“And what sign will there be when all these things are about to happen?” (Lk 21:7)
What are we to do with apocalyptic literature today? Such books as Daniel, Revelation, and sections of the four Gospels such as today’s reading may strike us as peculiar, especially if there are many-headed beasts involved. But these writings were never the products of pure fantasy, unmoored from present realities. Both natural and man-made disasters have been humanity’s lot for as long as we can remember. Earthquake and flood, war, insurrection, famine and plague – these are not foreign to people of our generation. Blood flowing “as high as a horse’s bridle, for a distance of about two hundred miles” (Rv 14:20) is not such a far-fetched image of our times. Persecution and hardship was the formative environment of the early Church, just as it is the present reality for many in our world at this very moment.
Apocalyptic literature is born from the painful discrepancy between what is and what should be. It plays out imaginatively that deep human need to see things set right, once and for all. Pain on the cosmic level, brought to fever pitch, can at last, we are told, give birth to God’s definitive redemption of creation. God can and does, has and will step into our world of chaos and death to “reign until he has put all his enemies under his feet. The last enemy to be destroyed is death” (1 Cor 15:25-6).
So, if the image of “the holy city Jerusalem coming down out of heaven from God” (Rv 21:10) fills me with an impetuous longing for the consummation of all things, what do I do in the meantime with my dissatisfaction?
Many of the bloodiest regimes of recent centuries seem to have drawn upon apocalyptic ideas to express the urgent need they felt to eliminate “the enemy” –undesirable elements that prevented their society from reaching the perfection they desired. Armenians, Jews, Hutu and Tutsi, Catholic, Protestant and Orthodox Christians, Muslims – both Shia and Sunni, communists, capitalists, homosexuals and the disabled have become victims of this purifying impulse which is of man and not of God.
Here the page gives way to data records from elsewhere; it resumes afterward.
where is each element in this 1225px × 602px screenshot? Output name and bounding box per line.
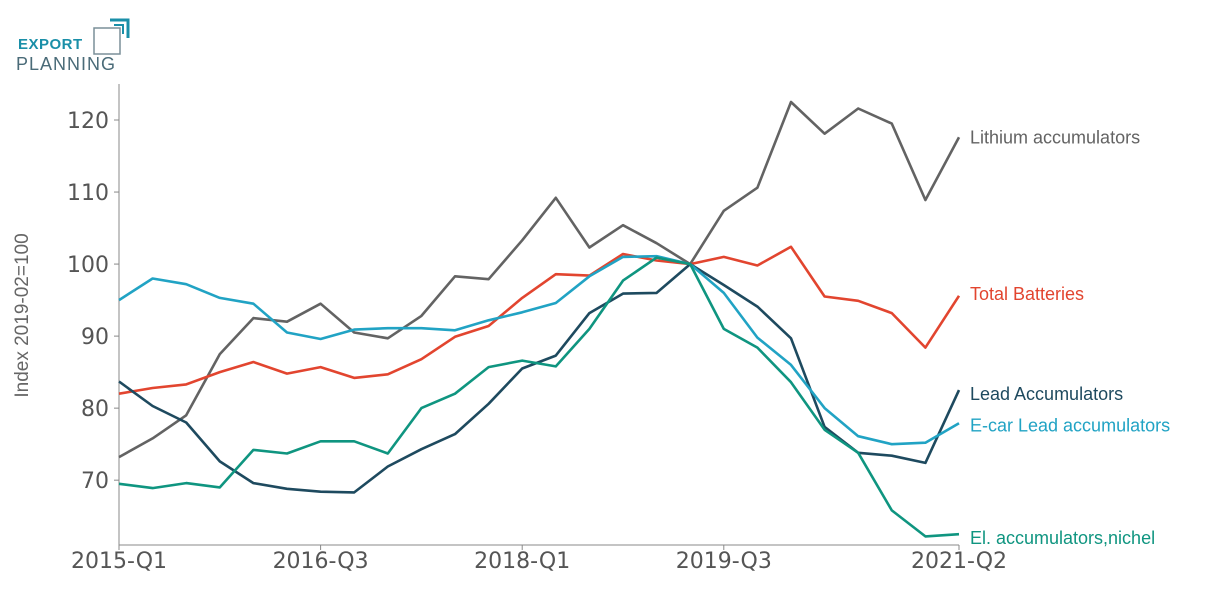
- chart-axes: 70 80 90 100 110 120 2015-Q1 2016-Q3 2018-Q1 2019…: [12, 84, 1007, 574]
- series-line-0: [118, 100, 961, 459]
- logo-text-export: EXPORT: [18, 36, 83, 53]
- logo-text-planning: PLANNING: [16, 54, 117, 74]
- chart-series-lines: [118, 100, 961, 538]
- y-tick-label: 70: [81, 469, 109, 494]
- x-tick-label: 2019-Q3: [676, 549, 772, 574]
- y-tick-label: 100: [67, 253, 109, 278]
- series-line-1: [118, 245, 961, 395]
- y-tick-label: 120: [67, 109, 109, 134]
- logo-mark-icon: [93, 18, 130, 55]
- export-planning-logo: EXPORT PLANNING: [16, 12, 136, 76]
- y-tick-label: 80: [81, 397, 109, 422]
- series-label-2: Lead Accumulators: [970, 384, 1123, 404]
- series-label-0: Lithium accumulators: [970, 127, 1140, 147]
- series-label-3: E-car Lead accumulators: [970, 415, 1170, 435]
- series-line-2: [118, 262, 961, 494]
- x-tick-label: 2021-Q2: [911, 549, 1007, 574]
- x-tick-label: 2016-Q3: [273, 549, 369, 574]
- x-tick-label: 2018-Q1: [474, 549, 570, 574]
- series-label-1: Total Batteries: [970, 284, 1084, 304]
- series-line-3: [118, 254, 960, 446]
- x-tick-label: 2015-Q1: [71, 549, 167, 574]
- y-tick-label: 90: [81, 325, 109, 350]
- series-line-4: [118, 256, 960, 538]
- y-axis-title: Index 2019-02=100: [12, 233, 33, 397]
- series-label-4: El. accumulators,nichel: [970, 528, 1155, 548]
- y-tick-label: 110: [67, 181, 109, 206]
- chart-labels: Lithium accumulators Total Batteries Lead …: [970, 127, 1170, 548]
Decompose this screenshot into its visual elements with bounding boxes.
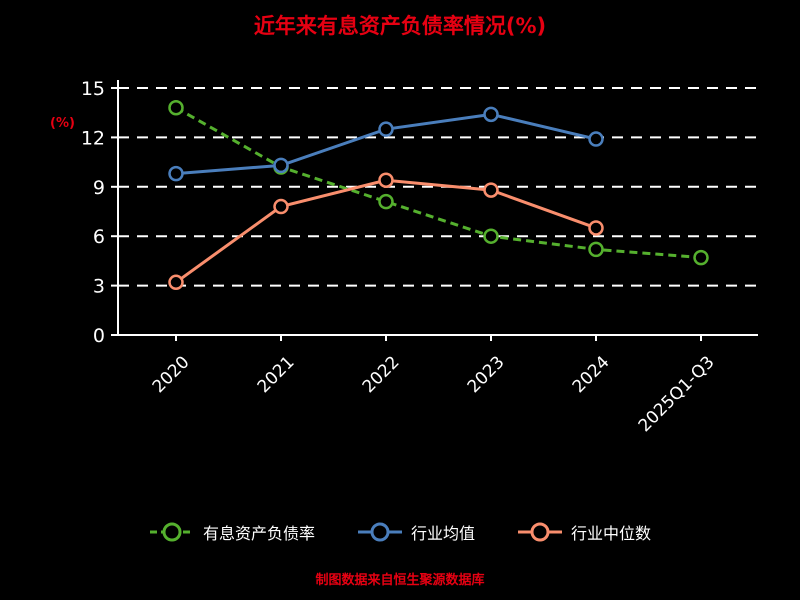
x-tick-label: 2024 <box>569 352 614 397</box>
legend: 有息资产负债率 行业均值 行业中位数 <box>0 520 800 544</box>
x-tick-label: 2021 <box>254 352 299 397</box>
data-point-marker <box>588 241 604 258</box>
data-point-marker <box>168 100 184 116</box>
y-axis-label: (%) <box>50 116 75 131</box>
y-tick-label: 12 <box>81 127 105 149</box>
chart-title: 近年来有息资产负债率情况(%) <box>253 14 547 38</box>
data-point-marker <box>273 198 289 215</box>
legend-item-industry-mean: 行业均值 <box>357 520 475 544</box>
data-point-marker <box>378 172 394 188</box>
x-tick-label: 2020 <box>149 352 194 397</box>
data-point-marker <box>168 165 184 182</box>
data-point-marker <box>483 182 499 198</box>
series-line-0 <box>175 106 702 260</box>
data-point-marker <box>483 228 499 244</box>
y-tick-label: 9 <box>93 177 105 199</box>
data-source-note: 制图数据来自恒生聚源数据库 <box>315 573 485 588</box>
data-point-marker <box>378 193 394 210</box>
legend-marker-icon <box>149 522 194 542</box>
y-tick-label: 15 <box>81 78 105 100</box>
y-tick-label: 6 <box>93 226 105 248</box>
data-point-marker <box>588 220 604 236</box>
y-tick-label: 0 <box>93 325 105 347</box>
legend-item-industry-median: 行业中位数 <box>517 520 651 544</box>
data-point-marker <box>588 131 604 147</box>
data-point-marker <box>693 249 709 266</box>
x-tick-label: 2023 <box>464 352 509 397</box>
legend-label: 行业均值 <box>410 524 475 543</box>
x-tick-label: 2025Q1-Q3 <box>635 352 719 436</box>
data-point-marker <box>168 274 184 291</box>
y-tick-label: 3 <box>93 276 105 298</box>
legend-label: 有息资产负债率 <box>202 524 315 543</box>
data-point-marker <box>273 157 289 174</box>
legend-item-interest-debt-ratio: 有息资产负债率 <box>149 520 315 544</box>
data-point-marker <box>378 121 394 137</box>
legend-marker-icon <box>518 522 562 542</box>
data-point-marker <box>483 106 499 123</box>
legend-marker-icon <box>357 522 402 542</box>
x-tick-label: 2022 <box>359 352 404 397</box>
legend-label: 行业中位数 <box>571 524 652 543</box>
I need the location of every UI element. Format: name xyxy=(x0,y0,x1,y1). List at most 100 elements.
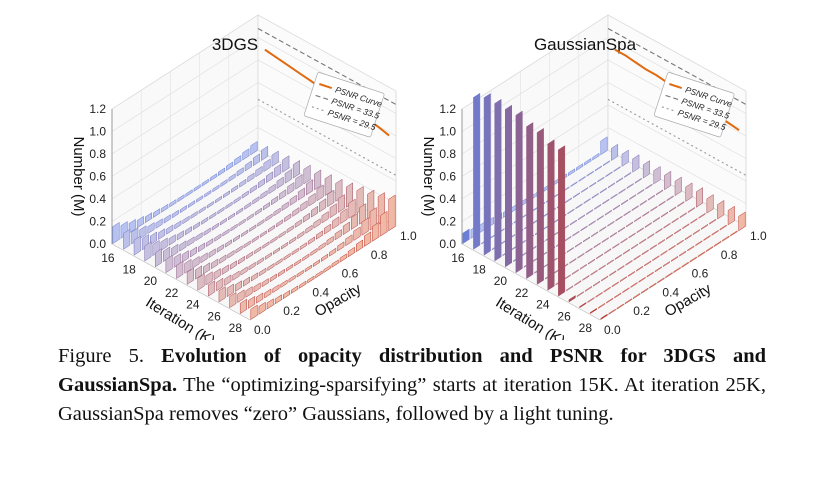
histogram-bar xyxy=(249,224,257,233)
histogram-bar xyxy=(641,287,649,294)
histogram-bar xyxy=(637,188,645,195)
histogram-bar xyxy=(273,207,281,217)
histogram-bar xyxy=(247,172,255,183)
histogram-bar xyxy=(250,141,258,156)
histogram-bar xyxy=(133,235,141,256)
histogram-bar xyxy=(212,184,220,193)
histogram-bar xyxy=(638,276,646,283)
histogram-bar xyxy=(238,218,246,227)
histogram-bar xyxy=(347,246,355,258)
histogram-bar xyxy=(176,230,184,241)
histogram-bar xyxy=(594,165,602,172)
histogram-bar xyxy=(201,178,209,187)
histogram-bar xyxy=(291,285,299,294)
histogram-bar xyxy=(218,286,226,303)
histogram-bar xyxy=(622,248,630,255)
histogram-bar xyxy=(308,192,316,207)
histogram-bar xyxy=(719,224,727,231)
histogram-bar xyxy=(231,184,239,193)
histogram-bar xyxy=(289,236,297,245)
histogram-bar xyxy=(738,211,746,232)
histogram-bar xyxy=(249,184,257,194)
histogram-bar xyxy=(295,174,303,190)
histogram-bar xyxy=(671,217,679,224)
histogram-bar xyxy=(177,194,185,203)
histogram-bar xyxy=(275,258,283,266)
histogram-bar xyxy=(145,212,152,224)
histogram-bar xyxy=(582,274,590,281)
histogram-bar xyxy=(669,206,677,213)
histogram-bar xyxy=(569,219,577,226)
histogram-bar xyxy=(473,92,481,250)
histogram-bar xyxy=(671,255,679,262)
histogram-bar xyxy=(200,252,208,264)
histogram-bar xyxy=(615,215,623,222)
histogram-bar xyxy=(153,208,161,218)
histogram-bar xyxy=(645,183,653,190)
histogram-bar xyxy=(234,280,242,292)
histogram-bar xyxy=(620,237,628,244)
histogram-bar xyxy=(292,207,300,217)
histogram-bar xyxy=(331,259,339,268)
histogram-bar xyxy=(388,194,396,232)
histogram-bar xyxy=(612,204,620,211)
histogram-bar xyxy=(597,176,605,183)
histogram-bar xyxy=(332,216,340,230)
histogram-bar xyxy=(208,280,216,297)
histogram-bar xyxy=(624,298,632,305)
histogram-bar xyxy=(305,224,313,234)
iteration-tick-label: 26 xyxy=(207,309,221,323)
histogram-bar xyxy=(634,216,642,223)
histogram-bar xyxy=(602,198,610,205)
histogram-bar xyxy=(271,195,279,206)
iteration-tick-label: 18 xyxy=(122,263,136,277)
histogram-bar xyxy=(288,274,296,283)
opacity-tick-label: 0.2 xyxy=(633,304,650,318)
histogram-bar xyxy=(240,266,248,276)
histogram-bar xyxy=(661,211,669,218)
histogram-bar xyxy=(564,197,572,204)
histogram-bar xyxy=(303,164,311,185)
histogram-bar xyxy=(252,153,260,167)
histogram-bar xyxy=(585,247,593,254)
histogram-bar xyxy=(572,230,580,237)
histogram-bar xyxy=(271,150,279,167)
histogram-bar xyxy=(668,244,676,251)
iteration-tick-label: 22 xyxy=(165,286,179,300)
histogram-bar xyxy=(206,238,214,248)
histogram-bar xyxy=(222,228,230,237)
histogram-bar xyxy=(187,236,195,247)
histogram-bar xyxy=(687,245,695,252)
histogram-bar xyxy=(296,269,304,278)
iteration-tick-label: 20 xyxy=(494,274,508,288)
histogram-bar xyxy=(274,163,282,178)
z-tick-label: 1.0 xyxy=(439,125,456,139)
histogram-bar xyxy=(644,260,652,267)
histogram-bar xyxy=(654,266,662,273)
caption-label: Figure 5. xyxy=(58,345,145,367)
histogram-bar xyxy=(584,157,592,166)
histogram-bar xyxy=(237,289,245,304)
opacity-tick-label: 1.0 xyxy=(750,229,767,243)
histogram-bar xyxy=(280,279,288,288)
histogram-bar xyxy=(197,273,205,291)
histogram-bar xyxy=(642,210,650,217)
histogram-bar xyxy=(123,228,131,250)
histogram-bar xyxy=(246,251,254,260)
histogram-bar xyxy=(639,238,647,245)
histogram-bar xyxy=(626,182,634,189)
histogram-bar xyxy=(583,198,591,205)
histogram-bar xyxy=(623,210,631,217)
histogram-bar xyxy=(184,226,192,236)
histogram-bar xyxy=(356,239,363,253)
histogram-bar xyxy=(647,233,655,240)
histogram-bar xyxy=(209,173,217,182)
histogram-bar xyxy=(226,161,234,171)
histogram-bar xyxy=(282,155,290,173)
histogram-bar xyxy=(294,219,302,229)
histogram-bar xyxy=(112,221,120,244)
histogram-bar xyxy=(279,189,287,201)
histogram-bar xyxy=(607,220,615,227)
histogram-bar xyxy=(185,189,193,197)
histogram-bar xyxy=(229,291,237,309)
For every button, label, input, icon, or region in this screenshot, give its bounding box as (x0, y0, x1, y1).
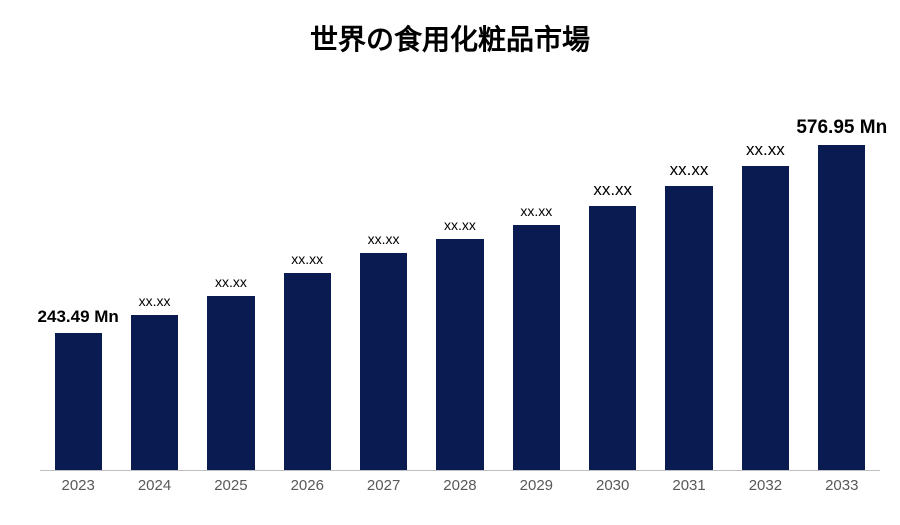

On the other hand, this very nation was founded on the desire for an ideal society in which freedom and justice reigned. People came here as to a promised land, often fleeing persecution and hardship, so as to start over and have a chance at prosperity and happiness. At no point as pure as its most uncritical admirers claim, nor as corrupt as its bitterest critics would have it, this nation has been striving since its foundation toward that “more perfect union” that would serve as a beacon to the other nations of the world. This country, and all human projects aiming for perfection, are “temples made by hands” (Ac 17:24), “a copy and shadow of the heavenly sanctuary” (Hb 8:5). As such, though they may represent beautiful ideals and quicken our practical urge to make a better world for ourselves, they cannot fail to fall short of our most impassioned longings.
“See that you not be deceived… Do not follow them!” (Lk 21:8)
So what do I do with my dissatisfaction? I could reach for a gun, or a rosary, a ballot paper, or a horse and buggy, a sandwich board – or a sandwich. Such impetuous desires and the violent actions that sometimes flow from them serve as background for the gospel’s warnings. The temptation is to follow or to become false messiahs, to buy into the latest utopian fantasy that only increases dissatisfaction and violence. And the violence that besets us comes as much from within as from without. If I am willing to admit that a similar fire burns in me as in an ISIS warrior, a suicide bomber or a lone shooter, I have to ask what would be a more life-giving way to respond to the patent inadequacies of our situation.
“By your endurance you will gain your souls.” (Lk 21:19)
The key word is endurance, hypomone in Greek, which means ‘remaining under’, or by extension, ‘patience, endurance, fortitude, steadfastness, perseverance.’ It denotes the ability to remain in a situation of adversity, with quiet mind and without seeking escape, actively waiting for God's definitive action. This word occurs both in the prophetic literature as a call to wait for the Lord’s deliverance, and in New Testament exhortation to stand firm in persecution and hardship, to continue to live as Jesus taught. It is important to note that apocalyptic literature presents the faithful followers of Jesus neither as taking up arms to force the situation, nor as throwing up their hands in defeat.
To endure is to wait and to work. There is no contradiction. This country, this family, this Church, this community: temples made by human hands, stone by stone, choice by choice. The work of our hands is beautiful in imitation of the archetype, but we may live to see it crumble before our eyes, leaving not one stone upon another. If so, may we put our faith all the more in the temple not made by hands, which is eternal in heaven.